At Rolls Royce in Bristol a employee inadvertently sent an "inappropriate image" - pornography - to the wrong colleague, who then complained. A company investigation revealed an e-mail network on the company system used for conveying risque material and jokes. Last month 15 people faced disciplinary hearings. Five were sacked and others were given written warnings.
According to Robin Chater, of the Personnel Policy Research Unit, many City institutions keep a close watch on their employees using the new techniques. "Merchant banks monitor their staff's communications more closely than just about anyone else. This is the `Leeson effect' - they are terrified that an employee might make unauthorised financial transactions."
The Data Protection Registrar, Elizabeth France, who will address today's conference. said: "The increasing use of surveillance in the workplace has significant implications for individual privacy." She said she would be publishing guidelines "which we hope will set out clear ground rules that will make sure employees are treated fairly".

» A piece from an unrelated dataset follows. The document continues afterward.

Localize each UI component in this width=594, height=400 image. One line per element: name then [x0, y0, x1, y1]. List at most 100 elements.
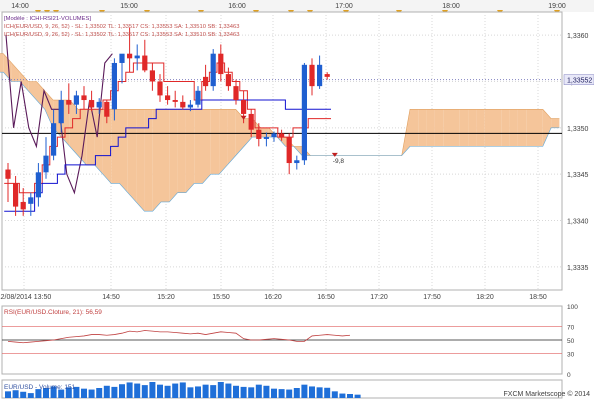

Secret Surveillance at Work
n Leeds Metropolitan University used cameras secretly to film and record the conversations of three staff members who had been the subject of anonymous allegations of drug dealing. The three men only found out about the surveillance after they had been suspended from work. No evidence was found of drug dealing.
n Birmingham City Council bought pounds 60,000 worth of spy cameras and other equipment earlier this year. Unions threatened industrial action after the council used it to film and eavesdrop on employee conversations. "This is the day of Big Brother," said Steve Foster, chairman of the council's trade union group.
n Brian Harris, a representative of the MSF union at the former Siemens Defence Systems factory on the Isle of Wight, discovered that the company had hired private detectives to conduct video surveillance on him. He reached an out-of-court settlement after filing a legal claim aagainst the company.